Our conversation ran smoothly when we first met. We looked at each other’s blogs, followed, and I made fanart for her. I’ll be honest, it’s cringey, but it was a start. I met so many other people. Animom, Zelda, Spaghetti, Luke, Yuuki, and so many more. But I want to highlight sub. She’s one of the closest friends I have here. 
Anyways, long before star followed me, I used to submit my art to @aftertale-sans all the time. It was around the time I had gotten my first wacom. A Bamboo One. It was nearly everything to me. I used it to complete my animation project for computer class on scratch. I had already gotten around 5 followers, excluding porn bots. @pokemans4life was the first ever follower I had ever gottten and I wish to applaud her for that.
Soon after, I broke my Bamboo one and had to get back to drawing with a mouse. It was hard as all hell, man! Well, until my dad bought me an Intuos Draw CTL-490. I spent every living moment with it. Drawing was my passion and it was something that kept me alive.
I livestreamed, I drew fanart, I made people smile. And then things began to change.
China had blocked tumblr and the only way to get to it was through VPN. I could only access tumblr through my ipad. It sucked. And soon after I had to move back to Malaysia. During that time, I slept on my couch. I didn’t want to sleep in my room any longer and if it meant I got to stream all nighters than so be it. 
I had arrived back home. Let’s skip to around today.
2016. It was a mess of a year. It took a lot from it. It took away my self worth. But what was worse was that it was when I had first ever encountered a person so madly addicted to me that he had sent me a very lewd image. I never looked at myself the same way ever again. It was a horrible experience I don’t want to elaborate on.
And then I had found my sexuality. No wonder I had never fallen for people. No wonder I only thought ‘hey, they look good’ and not ‘hey, I wanna date them’ or anything like that. I was an asexual. An aromantic asexual at that. 
But then...Star...she confessed her love to me. Told me her feelings. Said that she wanted to date me. She was a very good friend of mine. In a panic, I told her I felt the same. I didn’t want to break her heart. It was stupid of me.
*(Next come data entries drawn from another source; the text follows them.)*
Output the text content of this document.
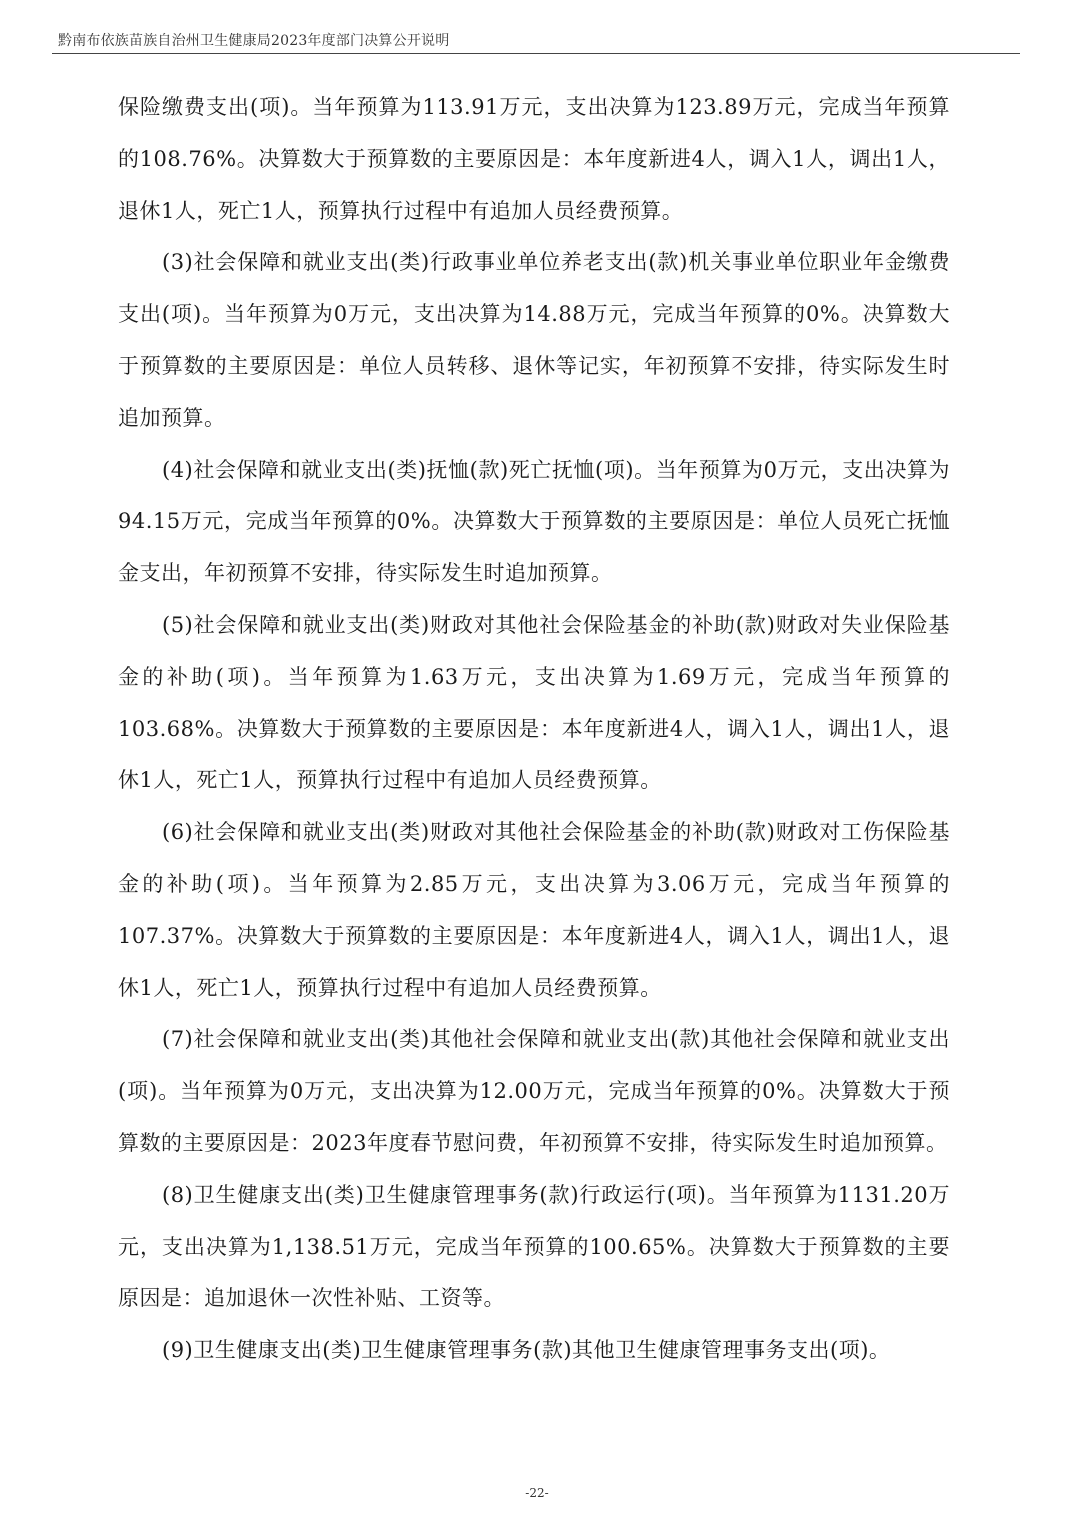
黔南布依族苗族自治州卫生健康局2023年度部门决算公开说明

保险缴费支出(项)。当年预算为113.91万元，支出决算为123.89万元，完成当年预算的108.76%。决算数大于预算数的主要原因是：本年度新进4人，调入1人，调出1人，退休1人，死亡1人，预算执行过程中有追加人员经费预算。

(3)社会保障和就业支出(类)行政事业单位养老支出(款)机关事业单位职业年金缴费支出(项)。当年预算为0万元，支出决算为14.88万元，完成当年预算的0%。决算数大于预算数的主要原因是：单位人员转移、退休等记实，年初预算不安排，待实际发生时追加预算。

(4)社会保障和就业支出(类)抚恤(款)死亡抚恤(项)。当年预算为0万元，支出决算为94.15万元，完成当年预算的0%。决算数大于预算数的主要原因是：单位人员死亡抚恤金支出，年初预算不安排，待实际发生时追加预算。

(5)社会保障和就业支出(类)财政对其他社会保险基金的补助(款)财政对失业保险基金的补助(项)。当年预算为1.63万元，支出决算为1.69万元，完成当年预算的103.68%。决算数大于预算数的主要原因是：本年度新进4人，调入1人，调出1人，退休1人，死亡1人，预算执行过程中有追加人员经费预算。

(6)社会保障和就业支出(类)财政对其他社会保险基金的补助(款)财政对工伤保险基金的补助(项)。当年预算为2.85万元，支出决算为3.06万元，完成当年预算的107.37%。决算数大于预算数的主要原因是：本年度新进4人，调入1人，调出1人，退休1人，死亡1人，预算执行过程中有追加人员经费预算。

(7)社会保障和就业支出(类)其他社会保障和就业支出(款)其他社会保障和就业支出(项)。当年预算为0万元，支出决算为12.00万元，完成当年预算的0%。决算数大于预算数的主要原因是：2023年度春节慰问费，年初预算不安排，待实际发生时追加预算。

(8)卫生健康支出(类)卫生健康管理事务(款)行政运行(项)。当年预算为1131.20万元，支出决算为1,138.51万元，完成当年预算的100.65%。决算数大于预算数的主要原因是：追加退休一次性补贴、工资等。

(9)卫生健康支出(类)卫生健康管理事务(款)其他卫生健康管理事务支出(项)。

-22-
But I panicked and didn’t know what else to do so for a while we dated.
For a while, I lied to her. I didn’t want to keep it going like this forever. But I was too afraid of telling her myself. So I asked a good friend of mine, @tabithathepanda, to help me out. It didn’t go as planned. She didn’t take it too well. And I wish I had never said anything at all.
That brings me to today. Right now. I have lost and gained so many friends. I’ve cried, I’ve laughed. But most of all I stayed together. I’m still a whole even if I can only see half of myself.